América Latina y el Caribe atraviesan una crisis silenciosa que despoja a miles de niñas de su infancia. La región ocupa el segundo lugar a nivel mundial con las tasas más elevadas de partos en menores de 15 años. Según datos difundidos por las Naciones Unidas (ONU), en 2021, 5 de cada 100 niñas se convirtieron en madres, reflejo de un problema estructural que persiste pese a los compromisos internacionales asumidos.
La violencia sexual, junto con el limitado acceso a servicios de salud y educación sexual integral, marcan la vida de miles de niñas. Historias como las de Norma, en Ecuador; Fátima, en Guatemala; y Lucía y Susana, en Nicaragua, exponen un patrón que se repite en distintos países: niñas violentadas, sin acompañamiento médico ni psicológico, obligadas a seguir con embarazos que pudieron evitarse.
Estas niñas, víctimas de agresiones sexuales, fueron forzadas a continuar un embarazo no deseado, truncando sus proyectos de vida, estudios y dejando secuelas profundas en su salud. Las consecuencias son devastadoras: daños físicos y emocionales profundos, discriminación social y un futuro condicionado por decisiones impuestas.
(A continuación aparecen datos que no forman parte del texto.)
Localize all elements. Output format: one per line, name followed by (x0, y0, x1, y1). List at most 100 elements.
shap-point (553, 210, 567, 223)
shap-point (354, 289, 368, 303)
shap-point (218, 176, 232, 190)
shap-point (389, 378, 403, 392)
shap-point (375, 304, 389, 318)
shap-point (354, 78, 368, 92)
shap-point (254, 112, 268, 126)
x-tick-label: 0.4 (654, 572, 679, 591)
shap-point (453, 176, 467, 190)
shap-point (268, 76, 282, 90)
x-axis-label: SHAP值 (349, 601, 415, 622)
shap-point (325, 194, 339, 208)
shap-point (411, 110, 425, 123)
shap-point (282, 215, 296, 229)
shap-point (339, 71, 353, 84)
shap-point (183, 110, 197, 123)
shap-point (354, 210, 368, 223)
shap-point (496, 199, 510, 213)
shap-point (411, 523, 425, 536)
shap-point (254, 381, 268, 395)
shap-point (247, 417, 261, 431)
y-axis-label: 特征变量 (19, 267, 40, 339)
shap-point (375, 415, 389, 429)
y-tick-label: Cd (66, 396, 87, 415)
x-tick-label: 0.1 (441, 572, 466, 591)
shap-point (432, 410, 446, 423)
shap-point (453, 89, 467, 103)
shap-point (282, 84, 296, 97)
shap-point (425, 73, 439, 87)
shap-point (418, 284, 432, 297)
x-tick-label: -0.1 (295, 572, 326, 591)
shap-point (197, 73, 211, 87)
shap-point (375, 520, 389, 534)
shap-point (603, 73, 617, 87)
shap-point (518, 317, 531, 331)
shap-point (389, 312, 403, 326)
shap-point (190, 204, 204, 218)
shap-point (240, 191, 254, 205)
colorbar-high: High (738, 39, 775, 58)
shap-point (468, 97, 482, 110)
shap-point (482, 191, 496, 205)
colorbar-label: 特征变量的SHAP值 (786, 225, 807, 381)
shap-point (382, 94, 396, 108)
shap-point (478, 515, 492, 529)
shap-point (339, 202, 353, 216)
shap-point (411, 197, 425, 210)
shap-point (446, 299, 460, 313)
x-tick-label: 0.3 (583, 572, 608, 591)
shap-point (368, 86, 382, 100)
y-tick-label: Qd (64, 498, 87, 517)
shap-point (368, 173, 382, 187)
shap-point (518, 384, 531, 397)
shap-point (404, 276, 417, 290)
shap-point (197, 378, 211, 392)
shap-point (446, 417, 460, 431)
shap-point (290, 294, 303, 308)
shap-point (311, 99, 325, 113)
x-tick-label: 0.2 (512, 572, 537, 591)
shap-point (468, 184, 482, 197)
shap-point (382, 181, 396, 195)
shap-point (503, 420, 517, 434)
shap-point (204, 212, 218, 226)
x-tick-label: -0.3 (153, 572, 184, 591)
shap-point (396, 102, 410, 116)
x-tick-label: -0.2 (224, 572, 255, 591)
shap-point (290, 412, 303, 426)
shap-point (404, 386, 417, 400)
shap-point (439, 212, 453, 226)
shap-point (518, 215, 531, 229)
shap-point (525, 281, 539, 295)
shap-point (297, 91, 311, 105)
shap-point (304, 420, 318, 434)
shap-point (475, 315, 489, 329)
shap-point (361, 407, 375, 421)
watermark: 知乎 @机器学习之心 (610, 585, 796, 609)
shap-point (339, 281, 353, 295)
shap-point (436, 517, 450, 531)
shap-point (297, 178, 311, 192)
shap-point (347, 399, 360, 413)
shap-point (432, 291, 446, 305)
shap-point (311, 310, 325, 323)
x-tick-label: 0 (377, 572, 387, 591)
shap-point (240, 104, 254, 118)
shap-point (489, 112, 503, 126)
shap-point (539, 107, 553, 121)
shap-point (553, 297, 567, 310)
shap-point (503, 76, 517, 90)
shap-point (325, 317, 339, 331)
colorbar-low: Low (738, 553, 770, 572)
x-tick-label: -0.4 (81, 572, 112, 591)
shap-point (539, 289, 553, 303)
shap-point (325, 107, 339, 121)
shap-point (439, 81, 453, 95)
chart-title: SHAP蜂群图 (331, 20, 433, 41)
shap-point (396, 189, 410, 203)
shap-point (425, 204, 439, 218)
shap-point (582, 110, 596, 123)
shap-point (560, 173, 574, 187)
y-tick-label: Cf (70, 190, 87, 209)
En estos casos, los Estados no solo incumplieron con su deber de protegerlas, sino que también reprodujeron estereotipos y prácticas que perpetúan la desigualdad y la violencia de género.
Sin embargo, en medio de esta realidad, también existen avances significativos como los dictámenes internacionales, los cuales reconocen que obligar a una niña a continuar con un embarazo constituye un trato cruel, inhumano y degradante. Este reconocimiento establece una obligación clara para los gobiernos: garantizar el acceso a servicios de salud seguros y legales, educación sexual integral y atención psicológica.